The governor touted the more than $234 million in state support for the still-struggling city that the Legislature has so far approved, including money for filters, bottled water, improving nutrition, more school nurses, paying a portion residents’ water bills during the time their water was undrinkable and nearly $19 million for “future needs in Flint,” according to the governor’s office.
Snyder also said part of the recovery effort involves getting more jobs for residents in the impoverished city. According to Snyder’s office, 610 new jobs have been filled, which includes manufacturing jobs and others as the state worked with employers to find work for Flint residents.
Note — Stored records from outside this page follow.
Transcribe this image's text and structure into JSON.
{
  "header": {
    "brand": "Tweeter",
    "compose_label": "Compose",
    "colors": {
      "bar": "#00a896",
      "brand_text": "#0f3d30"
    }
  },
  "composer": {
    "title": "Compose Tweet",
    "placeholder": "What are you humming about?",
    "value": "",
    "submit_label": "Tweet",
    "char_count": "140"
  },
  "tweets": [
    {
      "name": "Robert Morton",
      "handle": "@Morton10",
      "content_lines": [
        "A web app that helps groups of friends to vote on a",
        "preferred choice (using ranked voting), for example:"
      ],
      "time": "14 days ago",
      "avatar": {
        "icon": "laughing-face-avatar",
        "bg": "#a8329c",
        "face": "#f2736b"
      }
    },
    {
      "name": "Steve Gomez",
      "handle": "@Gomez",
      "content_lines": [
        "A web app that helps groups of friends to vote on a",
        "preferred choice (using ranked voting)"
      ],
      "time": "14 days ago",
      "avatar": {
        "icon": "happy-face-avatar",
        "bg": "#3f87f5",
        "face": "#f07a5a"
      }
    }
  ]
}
The recovery included 413 more preschool slots for students who aren’t yet enrolled and 65 four-year-olds attended preschool over the summer as the state helped expand those programs. The state helped hire nine more nurses at Flint Community Schools to help monitor and aid students who might have been affected by lead.
More than 24,000 Flint residents are now enrolled in Medicaid, the government health care program for low-income residents, the governor’s office says. About 114 mobile food pantries have been created at 20 Flint locations to help residents get nutritious food in a city that does not have a single grocery store.
“Many of these efforts I think are really making a difference. These are good things. But we need to keep pressing ahead,” Snyder said, stressing the importance of a Flint federal aid package on which Congress is working.
The city is still distributing bottled water to residents, but Michigan State Police Capt. Chris Kelenske urged residents Wednesday to begin using filtered water rather than bottled water because it will help flush the pipes of residual lead, allowing residents to drink without filters sooner.
A task force appointed by Snyder to review the Flint crisis placed primary blame on the Michigan Department of Environmental Quality and also criticized the federal response. State-appointed emergency managers who were running Flint at the time made key decisions that contributed to the crisis, according to the March report.
The city’s use of river water generally overlapped with outbreaks of deadly Legionnaires’ disease in Genesee County in 2014 and 2015, including 12 deaths from 91 diagnosed cases.
Attorney General Bill Schuette’s criminal probe of the Flint crisis has so far resulted in charges against eight current and former state employees and a city utilities administrator.